According to Microsoft, “Surface Pen delivers our most natural writing and drawing experience yet. With tilt support for shading, 4,096 levels of pressure sensitivity, and virtually no lag.”
Microsoft has said that the Surface Go 2 is targeted at businesses, schools, students and families. This means that the company has been quite careful about saying that it’s a device for leisure, but if (like me) you actually want to work on it and use it as a travel mini-workstation, then you can.
The unit itself weights 1.2 pounds (without the Type Cover) and the glass trackpad is good enough to discourage you from using a mouse. That said, I still connected a Bluetooth mouse – just because I wanted to.
There’s a USB-C port, headphone jack (who doesn’t use Bluetooth headphones by now?) and an 8th Generation Intel Core m3 processor option.

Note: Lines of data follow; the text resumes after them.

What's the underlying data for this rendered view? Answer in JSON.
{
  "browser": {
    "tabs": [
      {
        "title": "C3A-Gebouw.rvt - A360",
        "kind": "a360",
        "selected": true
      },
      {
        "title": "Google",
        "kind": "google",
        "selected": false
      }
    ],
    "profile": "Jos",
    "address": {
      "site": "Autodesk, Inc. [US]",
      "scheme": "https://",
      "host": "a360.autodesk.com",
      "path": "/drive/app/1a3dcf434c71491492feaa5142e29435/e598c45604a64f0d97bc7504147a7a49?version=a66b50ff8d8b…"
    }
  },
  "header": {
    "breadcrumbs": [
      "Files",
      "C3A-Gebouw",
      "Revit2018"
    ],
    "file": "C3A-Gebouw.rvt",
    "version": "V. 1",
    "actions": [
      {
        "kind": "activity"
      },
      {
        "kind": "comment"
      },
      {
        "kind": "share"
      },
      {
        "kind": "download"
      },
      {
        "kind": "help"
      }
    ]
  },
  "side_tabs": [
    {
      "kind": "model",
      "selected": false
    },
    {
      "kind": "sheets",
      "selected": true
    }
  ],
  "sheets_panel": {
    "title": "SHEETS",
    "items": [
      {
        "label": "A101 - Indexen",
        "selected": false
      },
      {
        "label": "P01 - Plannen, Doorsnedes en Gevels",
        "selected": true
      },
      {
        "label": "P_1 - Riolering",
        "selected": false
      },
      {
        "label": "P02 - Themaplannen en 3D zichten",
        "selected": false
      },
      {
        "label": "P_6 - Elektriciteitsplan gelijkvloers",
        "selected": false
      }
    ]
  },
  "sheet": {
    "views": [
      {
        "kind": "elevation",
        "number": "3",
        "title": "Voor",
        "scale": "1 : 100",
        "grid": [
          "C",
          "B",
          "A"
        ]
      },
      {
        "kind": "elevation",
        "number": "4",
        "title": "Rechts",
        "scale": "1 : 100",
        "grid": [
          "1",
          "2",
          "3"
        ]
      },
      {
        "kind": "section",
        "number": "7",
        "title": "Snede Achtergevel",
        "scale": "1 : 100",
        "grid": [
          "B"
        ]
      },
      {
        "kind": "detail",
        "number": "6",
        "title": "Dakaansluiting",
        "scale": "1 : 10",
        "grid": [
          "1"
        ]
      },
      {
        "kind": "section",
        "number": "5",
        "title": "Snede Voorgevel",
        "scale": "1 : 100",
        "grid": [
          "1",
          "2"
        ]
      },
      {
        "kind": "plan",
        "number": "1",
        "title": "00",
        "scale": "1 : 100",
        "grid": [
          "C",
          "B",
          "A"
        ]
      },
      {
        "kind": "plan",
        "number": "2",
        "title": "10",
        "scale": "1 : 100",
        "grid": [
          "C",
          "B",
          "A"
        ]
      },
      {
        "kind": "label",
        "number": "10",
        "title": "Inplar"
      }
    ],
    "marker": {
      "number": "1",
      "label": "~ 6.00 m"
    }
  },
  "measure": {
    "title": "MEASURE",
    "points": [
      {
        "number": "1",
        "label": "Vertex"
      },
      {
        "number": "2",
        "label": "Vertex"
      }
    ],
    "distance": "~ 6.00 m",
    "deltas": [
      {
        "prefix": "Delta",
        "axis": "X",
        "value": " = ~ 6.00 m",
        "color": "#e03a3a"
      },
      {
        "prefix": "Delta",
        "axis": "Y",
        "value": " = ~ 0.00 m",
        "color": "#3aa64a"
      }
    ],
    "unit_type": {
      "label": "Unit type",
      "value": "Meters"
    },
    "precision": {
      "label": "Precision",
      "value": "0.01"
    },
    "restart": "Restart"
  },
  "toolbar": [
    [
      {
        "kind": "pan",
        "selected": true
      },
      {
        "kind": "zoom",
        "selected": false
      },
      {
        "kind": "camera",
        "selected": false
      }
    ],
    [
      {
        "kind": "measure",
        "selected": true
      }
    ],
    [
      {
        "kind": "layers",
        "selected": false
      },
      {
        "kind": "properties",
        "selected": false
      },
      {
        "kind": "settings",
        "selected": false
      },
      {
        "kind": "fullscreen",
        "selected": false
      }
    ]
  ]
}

If you need more space for photos, videos, and music, you can add up to 1TB of storage to the built-in MicroSD Card Reader. Although why you wouldn’t just use an external terabyte drive for portability and security comes into question here.
There are HD 5MP front- and rear-facing cameras, which are important in this era of Zoom. Microsoft has also added a new Camera app for the rear-facing camera to make it easy to scan documents and whiteboards.
Just to cover off some other core specs, this device ships with an Intel Pentium Gold Processor 4425Y 8th Gen Intel Core m3 Processor – 4GB or 8GB of RAM – Bluetooth Wireless 5.0 technology – 1 x USB-C (as mentioned) plus 1 x Surface Connect port, MicroSDXC card reader and the 3.5mm headphone jack.
Oh… and there’s a volume and a power button too, which you would probably (hopefully) expect.
Sensors include an ambient light sensor, an accelerometer, a gyroscope and a magnetometer.
As a side note, Microsoft hasn’t monkeyed around with connection standards and a Surface Pro 4 power connector works just find on this device if you happen to have both machines.
A right old knees-up
… and finally, does the Microsoft Surface Go 2 pass the journalist ‘knee-test’ then?
The Surface One failed at this dramatically i.e. you simply couldn’t prop it up on your knees and sit writing on it because the body unit (computer) was too heavy in comparison to the keyboard and the magnetism between the two started to become flaky enough for them to separate.
No such worries with the Surface Go 2, everything is more tightly coupled and the unit itself is obviously so much lighter.
A perfect form factor then? Perhaps… or certainly as close to it as we’ve seen for the kind of use cases that have been described here. You’d have to have fairly enormous trousers to fit this in your back pocket, but it’s slick machine with a lot of appeal.
This story was written on a Microsoft Surface Go 2.